CONDENADOS DE HOJE, INOCENTADOS DE AMANHÃ: OS PROCESSOS QUE CAIRÃO E OS JULGADORES QUE AINDA SERÃO JULGADOS
Em mais um capítulo da crise institucional que corrói a confiança do brasileiro no sistema de Justiça, o ministro da Justiça, Ricardo Lewandowski, assinou nesta quarta-feira (3) as portarias que exoneram Alexandre Ramagem e Anderson Torres da Polícia Federal. As medidas cumprem determinação do Supremo Tribunal Federal, que decretou a perda dos cargos após as condenações impostas no processo que apura a suposta tentativa de golpe de Estado.
A decisão, tomada sob forte contestação jurídica e política, se ampara — segundo o texto das portarias — em pareceres do próprio Ministério da Justiça, da Controladoria-Geral da União e da Advocacia-Geral da União. Na prática, Lewandowski apenas executa o ato, mas o que se anuncia é o desfecho de mais um julgamento marcado por vícios, atropelos processuais e um clima de perseguição que dificilmente resistirá ao crivo histórico.

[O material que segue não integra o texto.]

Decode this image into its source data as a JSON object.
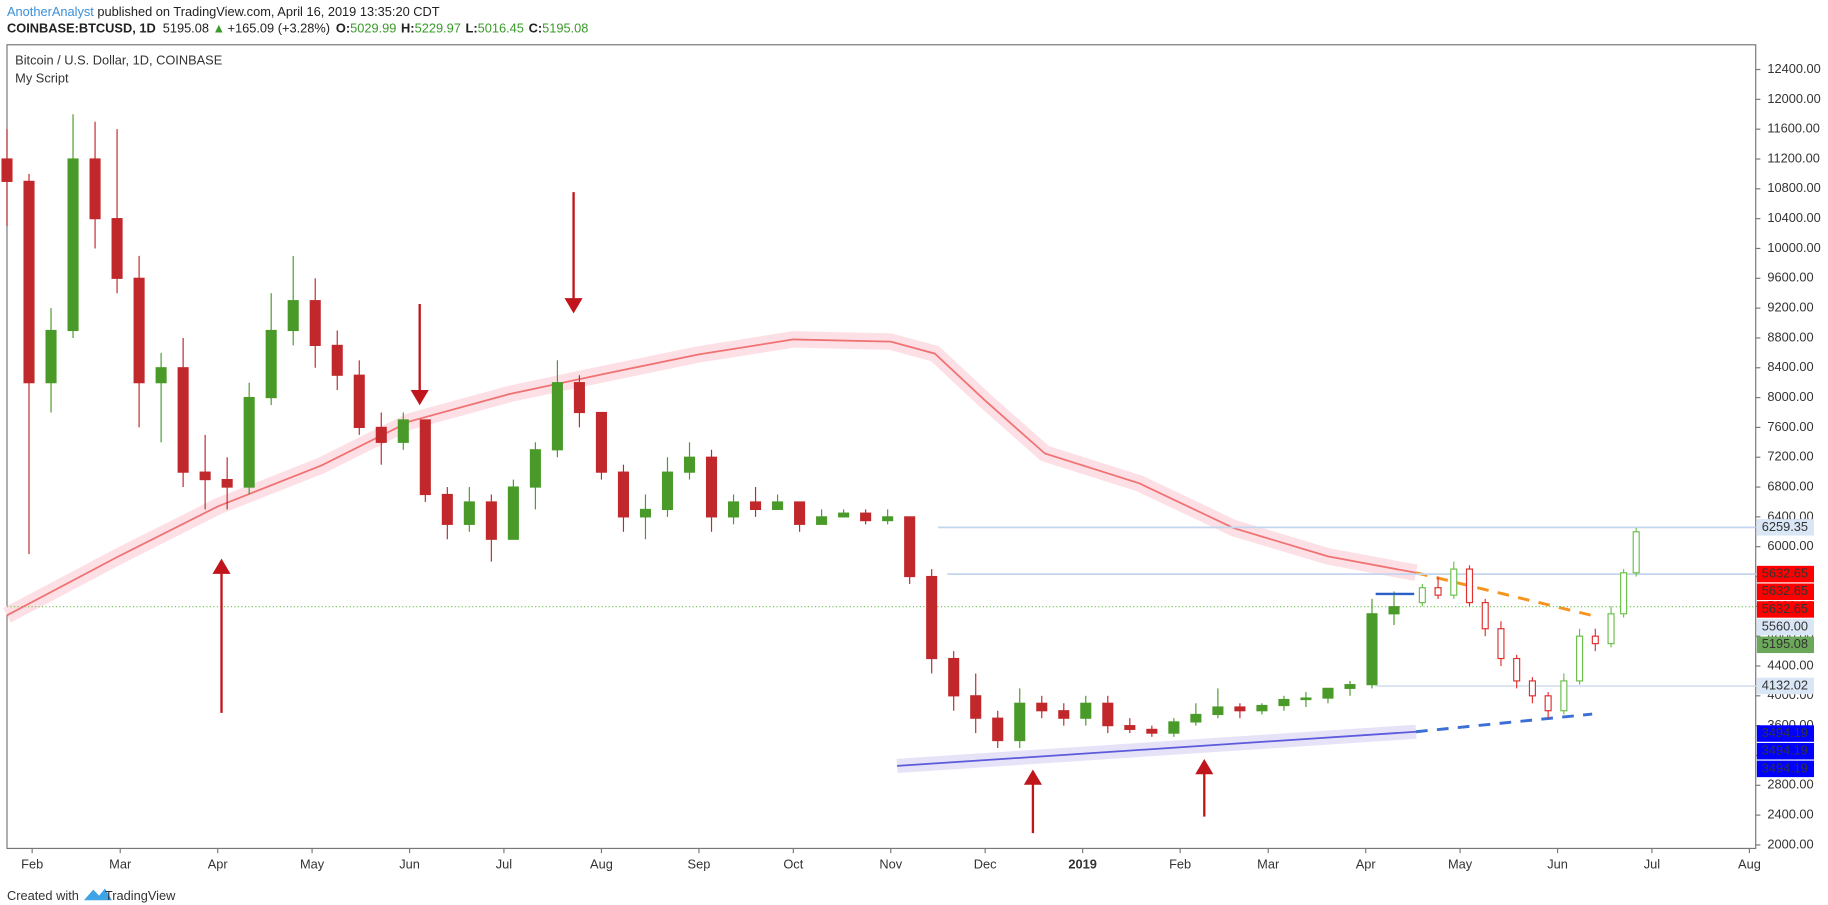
{
  "header": {
    "author": "AnotherAnalyst",
    "published": " published on TradingView.com, April 16, 2019 13:35:20 CDT",
    "symbol": "COINBASE:BTCUSD, 1D",
    "last": "5195.08",
    "arrow": "▲",
    "change": "+165.09 (+3.28%)",
    "o_label": "O:",
    "o": "5029.99",
    "h_label": "H:",
    "h": "5229.97",
    "l_label": "L:",
    "l": "5016.45",
    "c_label": "C:",
    "c": "5195.08"
  },
  "footer": {
    "created": "Created with",
    "brand": "TradingView"
  },
  "chart_data": {
    "type": "candlestick",
    "title": "Bitcoin / U.S. Dollar, 1D, COINBASE",
    "subtitle": "My Script",
    "up_color": "#4a9a2a",
    "down_color": "#c0282b",
    "xlim": [
      0,
      556
    ],
    "xticks": [
      {
        "value": 8,
        "label": "Feb"
      },
      {
        "value": 36,
        "label": "Mar"
      },
      {
        "value": 67,
        "label": "Apr"
      },
      {
        "value": 97,
        "label": "May"
      },
      {
        "value": 128,
        "label": "Jun"
      },
      {
        "value": 158,
        "label": "Jul"
      },
      {
        "value": 189,
        "label": "Aug"
      },
      {
        "value": 220,
        "label": "Sep"
      },
      {
        "value": 250,
        "label": "Oct"
      },
      {
        "value": 281,
        "label": "Nov"
      },
      {
        "value": 311,
        "label": "Dec"
      },
      {
        "value": 342,
        "label": "2019"
      },
      {
        "value": 373,
        "label": "Feb"
      },
      {
        "value": 401,
        "label": "Mar"
      },
      {
        "value": 432,
        "label": "Apr"
      },
      {
        "value": 462,
        "label": "May"
      },
      {
        "value": 493,
        "label": "Jun"
      },
      {
        "value": 523,
        "label": "Jul"
      },
      {
        "value": 554,
        "label": "Aug"
      }
    ],
    "ylim": [
      1953,
      12732
    ],
    "yticks": [
      {
        "value": 2000,
        "label": "2000.00"
      },
      {
        "value": 2400,
        "label": "2400.00"
      },
      {
        "value": 2800,
        "label": "2800.00"
      },
      {
        "value": 3200,
        "label": "3200.00"
      },
      {
        "value": 3600,
        "label": "3600.00"
      },
      {
        "value": 4000,
        "label": "4000.00"
      },
      {
        "value": 4400,
        "label": "4400.00"
      },
      {
        "value": 4800,
        "label": "4800.00"
      },
      {
        "value": 5200,
        "label": "5200.00"
      },
      {
        "value": 5600,
        "label": "5600.00"
      },
      {
        "value": 6000,
        "label": "6000.00"
      },
      {
        "value": 6400,
        "label": "6400.00"
      },
      {
        "value": 6800,
        "label": "6800.00"
      },
      {
        "value": 7200,
        "label": "7200.00"
      },
      {
        "value": 7600,
        "label": "7600.00"
      },
      {
        "value": 8000,
        "label": "8000.00"
      },
      {
        "value": 8400,
        "label": "8400.00"
      },
      {
        "value": 8800,
        "label": "8800.00"
      },
      {
        "value": 9200,
        "label": "9200.00"
      },
      {
        "value": 9600,
        "label": "9600.00"
      },
      {
        "value": 10000,
        "label": "10000.00"
      },
      {
        "value": 10400,
        "label": "10400.00"
      },
      {
        "value": 10800,
        "label": "10800.00"
      },
      {
        "value": 11200,
        "label": "11200.00"
      },
      {
        "value": 11600,
        "label": "11600.00"
      },
      {
        "value": 12000,
        "label": "12000.00"
      },
      {
        "value": 12400,
        "label": "12400.00"
      }
    ],
    "candles": {
      "x": [
        0,
        7,
        14,
        21,
        28,
        35,
        42,
        49,
        56,
        63,
        70,
        77,
        84,
        91,
        98,
        105,
        112,
        119,
        126,
        133,
        140,
        147,
        154,
        161,
        168,
        175,
        182,
        189,
        196,
        203,
        210,
        217,
        224,
        231,
        238,
        245,
        252,
        259,
        266,
        273,
        280,
        287,
        294,
        301,
        308,
        315,
        322,
        329,
        336,
        343,
        350,
        357,
        364,
        371,
        378,
        385,
        392,
        399,
        406,
        413,
        420,
        427,
        434,
        441
      ],
      "open": [
        11200,
        10900,
        8200,
        8900,
        11200,
        10400,
        9600,
        8200,
        8400,
        7000,
        6900,
        6800,
        8000,
        8900,
        9300,
        8700,
        8300,
        7600,
        7400,
        7700,
        6700,
        6300,
        6600,
        6100,
        6800,
        7300,
        8200,
        7800,
        7000,
        6400,
        6500,
        7000,
        7200,
        6400,
        6600,
        6500,
        6600,
        6300,
        6400,
        6450,
        6350,
        6400,
        5600,
        4500,
        4000,
        3700,
        3400,
        3900,
        3800,
        3700,
        3900,
        3600,
        3550,
        3500,
        3650,
        3750,
        3850,
        3800,
        3870,
        3950,
        3970,
        4100,
        4150,
        5100
      ],
      "high": [
        11600,
        11000,
        9200,
        11800,
        11700,
        11600,
        9900,
        8600,
        8800,
        7500,
        7200,
        8200,
        9400,
        9900,
        9600,
        8900,
        8500,
        7800,
        7800,
        7700,
        6800,
        6800,
        6700,
        6900,
        7400,
        8500,
        8300,
        7800,
        7100,
        6700,
        7200,
        7400,
        7300,
        6700,
        6800,
        6700,
        6600,
        6500,
        6500,
        6500,
        6500,
        6400,
        5700,
        4600,
        4300,
        3800,
        4100,
        4000,
        3900,
        4000,
        4000,
        3700,
        3600,
        3700,
        3900,
        4100,
        3900,
        3900,
        4000,
        4050,
        4100,
        4200,
        5300,
        5400
      ],
      "low": [
        10300,
        5900,
        7800,
        8800,
        10000,
        9400,
        7600,
        7400,
        6800,
        6500,
        6500,
        6700,
        7900,
        8700,
        8400,
        8100,
        7500,
        7100,
        7300,
        6600,
        6100,
        6200,
        5800,
        6100,
        6500,
        7200,
        7600,
        6900,
        6200,
        6100,
        6400,
        6900,
        6200,
        6300,
        6400,
        6500,
        6200,
        6300,
        6400,
        6300,
        6300,
        5500,
        4300,
        3800,
        3500,
        3300,
        3300,
        3700,
        3600,
        3600,
        3500,
        3500,
        3450,
        3450,
        3600,
        3700,
        3700,
        3750,
        3800,
        3850,
        3900,
        4000,
        4100,
        4950
      ],
      "close": [
        10900,
        8200,
        8900,
        11200,
        10400,
        9600,
        8200,
        8400,
        7000,
        6900,
        6800,
        8000,
        8900,
        9300,
        8700,
        8300,
        7600,
        7400,
        7700,
        6700,
        6300,
        6600,
        6100,
        6800,
        7300,
        8200,
        7800,
        7000,
        6400,
        6500,
        7000,
        7200,
        6400,
        6600,
        6500,
        6600,
        6300,
        6400,
        6450,
        6350,
        6400,
        5600,
        4500,
        4000,
        3700,
        3400,
        3900,
        3800,
        3700,
        3900,
        3600,
        3550,
        3500,
        3650,
        3750,
        3850,
        3800,
        3870,
        3950,
        3970,
        4100,
        4150,
        5100,
        5195.08
      ]
    },
    "projection": {
      "up_color": "#6cc04a",
      "down_color": "#e03030",
      "x": [
        450,
        455,
        460,
        465,
        470,
        475,
        480,
        485,
        490,
        495,
        500,
        505,
        510,
        514,
        518
      ],
      "open": [
        5250,
        5450,
        5350,
        5700,
        5250,
        4900,
        4500,
        4200,
        4000,
        3800,
        4200,
        4800,
        4700,
        5100,
        5650
      ],
      "high": [
        5500,
        5600,
        5800,
        5750,
        5300,
        5000,
        4550,
        4250,
        4050,
        4300,
        4900,
        4900,
        5200,
        5700,
        6250
      ],
      "low": [
        5200,
        5300,
        5300,
        5200,
        4800,
        4400,
        4100,
        3900,
        3700,
        3750,
        4150,
        4600,
        4650,
        5050,
        5600
      ],
      "close": [
        5450,
        5350,
        5700,
        5250,
        4900,
        4500,
        4200,
        4000,
        3800,
        4200,
        4800,
        4700,
        5100,
        5650,
        6200
      ]
    },
    "moving_average": {
      "color": "#f07272",
      "band_color": "#fde0e6",
      "x": [
        0,
        35,
        67,
        100,
        128,
        160,
        189,
        220,
        250,
        281,
        295,
        311,
        330,
        360,
        390,
        420,
        448
      ],
      "values": [
        5080,
        5860,
        6540,
        7090,
        7680,
        8050,
        8310,
        8580,
        8780,
        8750,
        8590,
        7960,
        7250,
        6850,
        6250,
        5870,
        5650
      ]
    },
    "trendlines": [
      {
        "x": [
          283,
          448
        ],
        "values": [
          3060,
          3518
        ],
        "color": "#5b5bdb",
        "dash": false,
        "band_color": "#e6e2f8"
      },
      {
        "x": [
          448,
          504
        ],
        "values": [
          3518,
          3755
        ],
        "color": "#3d6fd6",
        "dash": true
      },
      {
        "x": [
          448,
          505
        ],
        "values": [
          5650,
          5067
        ],
        "color": "#f7941d",
        "dash": true
      }
    ],
    "levels": [
      {
        "value": 6259.35,
        "x": 296,
        "color": "#c3d6ee"
      },
      {
        "value": 5632.65,
        "x": 299,
        "color": "#c3d6ee"
      },
      {
        "value": 4132.02,
        "x": 435,
        "color": "#d7e3f1"
      }
    ],
    "last_price": {
      "value": 5195.08,
      "color": "#6cc04a"
    },
    "price_labels": [
      {
        "value": 6259.35,
        "label": "6259.35",
        "color": "#d9e6f5",
        "text_color": "#222"
      },
      {
        "value": 5632.65,
        "label": "5632.65",
        "color": "#ff0000",
        "text_color": "#fff"
      },
      {
        "value": 5632.65,
        "label": "5632.65",
        "color": "#ff0000",
        "text_color": "#fff"
      },
      {
        "value": 5632.65,
        "label": "5632.65",
        "color": "#ff0000",
        "text_color": "#fff"
      },
      {
        "value": 5560,
        "label": "5560.00",
        "color": "#d9e6f5",
        "text_color": "#222"
      },
      {
        "value": 5195.08,
        "label": "5195.08",
        "color": "#6ca85a",
        "text_color": "#fff"
      },
      {
        "value": 4132.02,
        "label": "4132.02",
        "color": "#d9e6f5",
        "text_color": "#222"
      },
      {
        "value": 3494.19,
        "label": "3494.19",
        "color": "#0000ff",
        "text_color": "#fff"
      },
      {
        "value": 3494.19,
        "label": "3494.19",
        "color": "#0000ff",
        "text_color": "#fff"
      },
      {
        "value": 3494.19,
        "label": "3494.19",
        "color": "#0000ff",
        "text_color": "#fff"
      }
    ]
  }
}
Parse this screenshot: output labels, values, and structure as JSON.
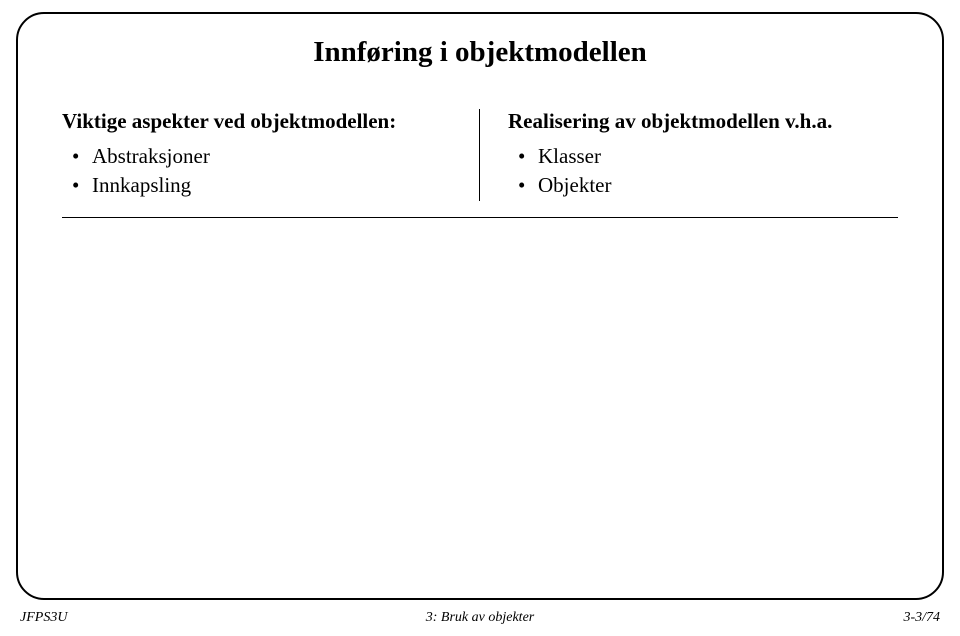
{
  "slide": {
    "title": "Innføring i objektmodellen",
    "left": {
      "heading": "Viktige aspekter ved objektmodellen:",
      "items": [
        "Abstraksjoner",
        "Innkapsling"
      ]
    },
    "right": {
      "heading": "Realisering av objektmodellen v.h.a.",
      "items": [
        "Klasser",
        "Objekter"
      ]
    }
  },
  "footer": {
    "left": "JFPS3U",
    "center": "3: Bruk av objekter",
    "right": "3-3/74"
  }
}
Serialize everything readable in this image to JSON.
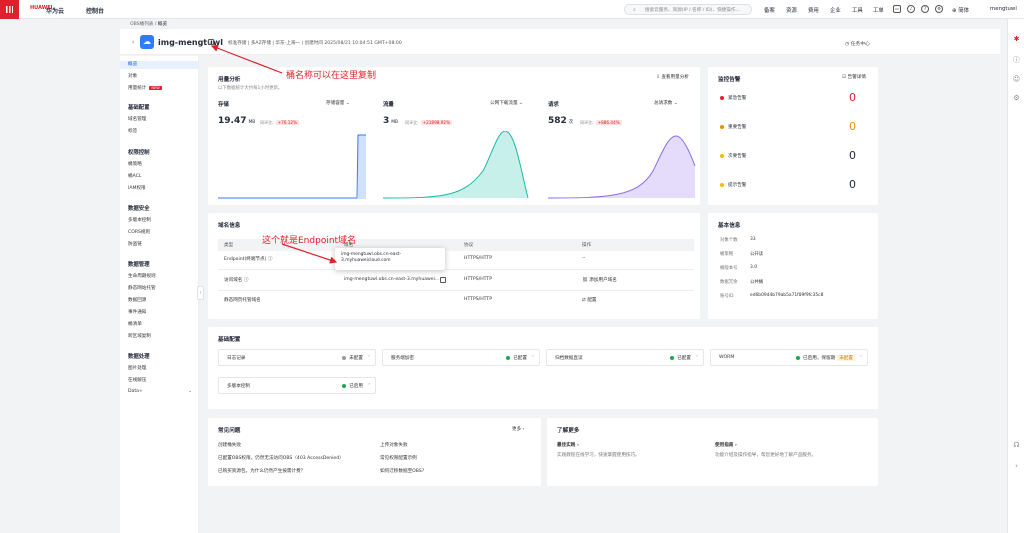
{
  "topbar": {
    "logo": "HUAWEI",
    "brand": "华为云",
    "console": "控制台",
    "search_placeholder": "搜索云服务、资源(IP / 名称 / ID)、快捷操作...",
    "menus": [
      "备案",
      "资源",
      "费用",
      "企业",
      "工具",
      "工单"
    ],
    "lang": "简体",
    "user": "mengtuwl"
  },
  "breadcrumb": {
    "parent": "OBS桶列表",
    "sep": " / ",
    "current": "概览"
  },
  "bucket": {
    "name": "img-mengtuwl",
    "meta": "标准存储 | 多AZ存储 | 华东-上海一 | 创建时间 2025/08/21 10:04:51 GMT+08:00",
    "task_center": "任务中心"
  },
  "sidebar": {
    "top_items": [
      {
        "label": "概览",
        "active": true
      },
      {
        "label": "对象",
        "active": false
      },
      {
        "label": "用量统计",
        "active": false,
        "badge": "NEW"
      }
    ],
    "groups": [
      {
        "title": "基础配置",
        "items": [
          "域名管理",
          "标签"
        ]
      },
      {
        "title": "权限控制",
        "items": [
          "桶策略",
          "桶ACL",
          "IAM权限"
        ]
      },
      {
        "title": "数据安全",
        "items": [
          "多版本控制",
          "CORS规则",
          "防盗链"
        ]
      },
      {
        "title": "数据管理",
        "items": [
          "生命周期规则",
          "静态网站托管",
          "数据回源",
          "事件通知",
          "桶清单",
          "跨区域复制"
        ]
      },
      {
        "title": "数据处理",
        "items": [
          "图片处理",
          "在线解压",
          "Data+"
        ]
      }
    ]
  },
  "usage": {
    "title": "用量分析",
    "subtitle": "以下数据统计大约每1小时更新。",
    "link": "查看用量分析",
    "metrics": [
      {
        "label": "存储",
        "select": "存储容量",
        "value": "19.47",
        "unit": "MB",
        "cmp_label": "同环比",
        "cmp": "+76.12%"
      },
      {
        "label": "流量",
        "select": "公网下载流量",
        "value": "3",
        "unit": "MB",
        "cmp_label": "同环比",
        "cmp": "+21898.92%"
      },
      {
        "label": "请求",
        "select": "总请求数",
        "value": "582",
        "unit": "次",
        "cmp_label": "同环比",
        "cmp": "+886.44%"
      }
    ]
  },
  "monitor": {
    "title": "监控告警",
    "link": "告警详情",
    "rows": [
      {
        "label": "紧急告警",
        "count": "0",
        "color": "#e0202a"
      },
      {
        "label": "重要告警",
        "count": "0",
        "color": "#f08c00"
      },
      {
        "label": "次要告警",
        "count": "0",
        "color": "#f0c000"
      },
      {
        "label": "提示告警",
        "count": "0",
        "color": "#f0c000"
      }
    ]
  },
  "domain": {
    "title": "域名信息",
    "headers": [
      "类型",
      "域名",
      "协议",
      "操作"
    ],
    "rows": [
      {
        "type": "Endpoint(终端节点)",
        "domain": "",
        "protocol": "HTTPS/HTTP",
        "action": "--"
      },
      {
        "type": "访问域名",
        "domain": "img-mengtuwl.obs.cn-east-3.myhuawei...",
        "protocol": "HTTPS/HTTP",
        "action": "添加用户域名"
      },
      {
        "type": "静态网页托管域名",
        "domain": "",
        "protocol": "HTTPS/HTTP",
        "action": "配置"
      }
    ],
    "popup": "img-mengtuwl.obs.cn-east-3.myhuaweicloud.com"
  },
  "basic": {
    "title": "基本信息",
    "rows": [
      {
        "k": "对象个数",
        "v": "33"
      },
      {
        "k": "桶策略",
        "v": "公开读"
      },
      {
        "k": "桶版本号",
        "v": "3.0"
      },
      {
        "k": "数据冗余",
        "v": "公共桶"
      },
      {
        "k": "账号ID",
        "v": "ed6b09d4b79ab5a71f89f9fc35c8"
      }
    ]
  },
  "config": {
    "title": "基础配置",
    "items": [
      {
        "name": "日志记录",
        "status": "未配置",
        "color": "#999999"
      },
      {
        "name": "服务端加密",
        "status": "已配置",
        "color": "#19a94e"
      },
      {
        "name": "归档数据直读",
        "status": "已配置",
        "color": "#19a94e"
      },
      {
        "name": "WORM",
        "status": "已启用，保留期",
        "color": "#19a94e",
        "tag": "未配置"
      },
      {
        "name": "多版本控制",
        "status": "已启用",
        "color": "#19a94e"
      }
    ]
  },
  "faq": {
    "title": "常见问题",
    "more": "更多",
    "items": [
      "创建桶失败",
      "上传对象失败",
      "已配置OBS权限，仍然无法访问OBS（403 AccessDenied）",
      "常见权限配置示例",
      "已购买资源包，为什么仍然产生按需计费？",
      "如何迁移数据至OBS?"
    ]
  },
  "learn": {
    "title": "了解更多",
    "cols": [
      {
        "t": "最佳实践",
        "d": "实践教程在线学习，快速掌握使用技巧。"
      },
      {
        "t": "使用指南",
        "d": "功能介绍及操作指导，帮您更好地了解产品服务。"
      }
    ]
  },
  "annotations": {
    "copy_hint": "桶名称可以在这里复制",
    "endpoint_hint": "这个就是Endpoint域名"
  }
}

As portarias mencionam o cumprimento da ordem da Primeira Turma do STF no âmbito da Ação Penal 2668. Contudo, cresce entre juristas, acadêmicos e analistas independentes a convicção de que muitos dos processos relacionados aos fatos de 8 de janeiro — construídos sob sigilo, com relatórios unilaterais e com evidente cerceamento de defesa — não sobreviverão a revisões futuras.
A narrativa dominante hoje pode até impor derrotas momentâneas, mas não anula a força da história: decisões judiciais baseadas em excepcionalidades eternas acabam ruindo. Foi assim em períodos autoritários. Será assim novamente.
E quando esses processos forem revistos — e anulados — será inevitável que o Brasil encare outro debate: o da responsabilização de quem julgou sem garantir o devido processo legal, de quem condenou sem permitir contraditório real, de quem se valeu da toga para fazer política.
Alexandre Ramagem, deputado federal e atualmente foragido nos Estados Unidos, ingressou na Polícia Federal em 2005 e chefiou a Agência Brasileira de Inteligência (Abin) no governo Jair Bolsonaro.
Anderson Torres, por sua vez, entrou na PF em 2003 e foi ministro da Justiça, além de secretário de Segurança Pública do Distrito Federal durante os acontecimentos de 8 de janeiro.
Ambos foram sumariamente excluídos da corporação após a decisão do STF — uma decisão que muitos especialistas classificam como "desproporcional", "política" e, sobretudo, "insustentável à luz do devido processo legal".
O fato é que, em democracias maduras, julgamentos feitos sob pressão, com parcialidade notória ou com manipulação narrativa, invariavelmente acabam anulados. E quando isso acontece, a conta volta — não para os condenados de hoje, mas para os julgadores que, um dia, terão de explicar por que escolheram a via da exceção, e não da lei.
Lewandowski apenas cumpre protocolo. A história, porém, cobrará os protagonistas das decisões.
A edição extra do Diário Oficial da União trará ainda hoje a formalização das demissões.